Isabelle, "Izzie," Scott loves the life she has in Harborside. She spends her summer days lifeguarding, swimming in the ocean, teaching swimming lessons at the community center and hanging out with her friends on the boardwalk. Never mind that Harborside is supposedly the "wrong" side of the tracks, the dangerous town where some people are afraid to go. Izzie still loves it.

But when her ailing grandmother - who is losing her memory - is no longer able to care for fifteen-year-old Izzie, a social worker sends her to live with her long lost (and unknown to Izzie until then) uncle. Izzie's uncle and his family (including a cousin, Mirabelle, also fifteen) live in a ritzy, glamorous, well to do town about as far removed from Harborside as can be . . . even if it is only twenty minutes away.
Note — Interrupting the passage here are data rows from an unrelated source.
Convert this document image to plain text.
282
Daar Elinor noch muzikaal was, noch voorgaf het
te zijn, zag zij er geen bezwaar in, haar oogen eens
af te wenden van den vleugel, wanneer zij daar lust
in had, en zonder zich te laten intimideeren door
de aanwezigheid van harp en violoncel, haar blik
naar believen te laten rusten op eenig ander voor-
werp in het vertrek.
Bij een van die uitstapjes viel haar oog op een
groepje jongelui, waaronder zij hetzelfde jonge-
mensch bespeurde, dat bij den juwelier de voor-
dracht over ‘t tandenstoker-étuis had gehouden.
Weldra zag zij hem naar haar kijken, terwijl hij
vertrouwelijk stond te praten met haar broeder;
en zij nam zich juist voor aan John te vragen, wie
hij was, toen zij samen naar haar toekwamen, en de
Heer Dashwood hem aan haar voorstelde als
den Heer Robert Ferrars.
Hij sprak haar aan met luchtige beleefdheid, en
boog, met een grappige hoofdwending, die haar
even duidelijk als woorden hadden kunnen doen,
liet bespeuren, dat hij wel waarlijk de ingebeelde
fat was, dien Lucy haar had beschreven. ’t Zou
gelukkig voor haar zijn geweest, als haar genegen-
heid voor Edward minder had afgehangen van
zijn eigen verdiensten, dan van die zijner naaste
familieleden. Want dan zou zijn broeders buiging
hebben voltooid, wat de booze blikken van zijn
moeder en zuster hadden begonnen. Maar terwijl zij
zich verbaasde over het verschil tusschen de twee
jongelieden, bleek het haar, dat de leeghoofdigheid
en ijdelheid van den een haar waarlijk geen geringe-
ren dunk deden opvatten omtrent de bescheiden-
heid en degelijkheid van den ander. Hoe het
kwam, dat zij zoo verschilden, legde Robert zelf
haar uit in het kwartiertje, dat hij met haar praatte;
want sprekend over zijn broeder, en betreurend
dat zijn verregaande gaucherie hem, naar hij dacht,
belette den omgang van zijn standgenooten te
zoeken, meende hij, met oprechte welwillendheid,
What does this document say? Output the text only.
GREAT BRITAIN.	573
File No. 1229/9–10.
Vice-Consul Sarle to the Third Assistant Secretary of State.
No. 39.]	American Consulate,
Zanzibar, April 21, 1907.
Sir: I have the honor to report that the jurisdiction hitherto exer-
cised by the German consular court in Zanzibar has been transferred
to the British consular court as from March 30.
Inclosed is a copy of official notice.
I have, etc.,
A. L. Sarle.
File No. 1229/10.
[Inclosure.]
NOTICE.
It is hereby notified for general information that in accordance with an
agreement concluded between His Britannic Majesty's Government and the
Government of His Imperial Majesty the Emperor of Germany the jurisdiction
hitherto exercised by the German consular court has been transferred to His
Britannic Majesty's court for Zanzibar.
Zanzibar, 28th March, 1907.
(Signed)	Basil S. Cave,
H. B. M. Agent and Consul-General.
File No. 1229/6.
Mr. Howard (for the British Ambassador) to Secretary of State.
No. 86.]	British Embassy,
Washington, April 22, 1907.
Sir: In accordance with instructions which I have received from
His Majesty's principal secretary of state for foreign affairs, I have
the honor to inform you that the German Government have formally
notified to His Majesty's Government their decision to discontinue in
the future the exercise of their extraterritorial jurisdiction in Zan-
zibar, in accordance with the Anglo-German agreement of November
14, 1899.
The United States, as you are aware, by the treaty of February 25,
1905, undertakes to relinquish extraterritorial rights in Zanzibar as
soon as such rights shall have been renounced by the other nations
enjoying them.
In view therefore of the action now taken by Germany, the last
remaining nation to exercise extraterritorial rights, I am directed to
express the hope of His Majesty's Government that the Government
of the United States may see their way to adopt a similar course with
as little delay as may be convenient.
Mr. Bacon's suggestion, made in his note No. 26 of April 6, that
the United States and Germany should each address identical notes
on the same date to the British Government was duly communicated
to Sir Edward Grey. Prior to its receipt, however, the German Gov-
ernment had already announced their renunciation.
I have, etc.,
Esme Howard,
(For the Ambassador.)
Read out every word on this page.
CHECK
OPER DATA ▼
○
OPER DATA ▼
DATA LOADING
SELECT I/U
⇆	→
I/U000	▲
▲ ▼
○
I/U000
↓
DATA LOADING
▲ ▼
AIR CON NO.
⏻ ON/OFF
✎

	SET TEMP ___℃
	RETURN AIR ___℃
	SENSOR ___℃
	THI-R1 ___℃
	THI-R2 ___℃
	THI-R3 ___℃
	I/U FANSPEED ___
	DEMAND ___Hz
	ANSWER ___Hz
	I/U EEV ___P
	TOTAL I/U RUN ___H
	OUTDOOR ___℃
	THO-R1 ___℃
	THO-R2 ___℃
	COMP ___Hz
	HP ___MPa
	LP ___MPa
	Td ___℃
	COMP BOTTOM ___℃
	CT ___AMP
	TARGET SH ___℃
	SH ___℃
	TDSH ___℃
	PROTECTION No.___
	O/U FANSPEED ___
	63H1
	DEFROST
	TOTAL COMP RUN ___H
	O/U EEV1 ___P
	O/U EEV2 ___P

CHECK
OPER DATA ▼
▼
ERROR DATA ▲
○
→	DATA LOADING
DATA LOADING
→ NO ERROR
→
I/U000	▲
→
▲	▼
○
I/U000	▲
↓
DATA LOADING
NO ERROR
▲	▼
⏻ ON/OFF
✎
Just as Izzie isn't happy about starting a completely new life, Mira isn't overjoyed at having to share her life with someone, either. Izzie's transition isn't an easy one. Underneath all of the Southern charm there's plenty of queen bees, social hierarchy, backstabbing . . . and more than enough elitism and snobbery to go around.

Belles is a fun and light read - rather predictable, too but that doesn't really ruin it. Izzie's uncle being a state senator - with possible bigger ambitions - was a nice twist for the story. It gave another layer to things. It allowed the story to still be in the South and keep those elements while keeping the added pressure of the political run/future play. I liked that it didn't just involve the dad/uncle being a lawyer or a doctor or some other usual big to-do in the community. Having a campaign manager also involved added a bit of drama and difficulty for Izzie's adjustment.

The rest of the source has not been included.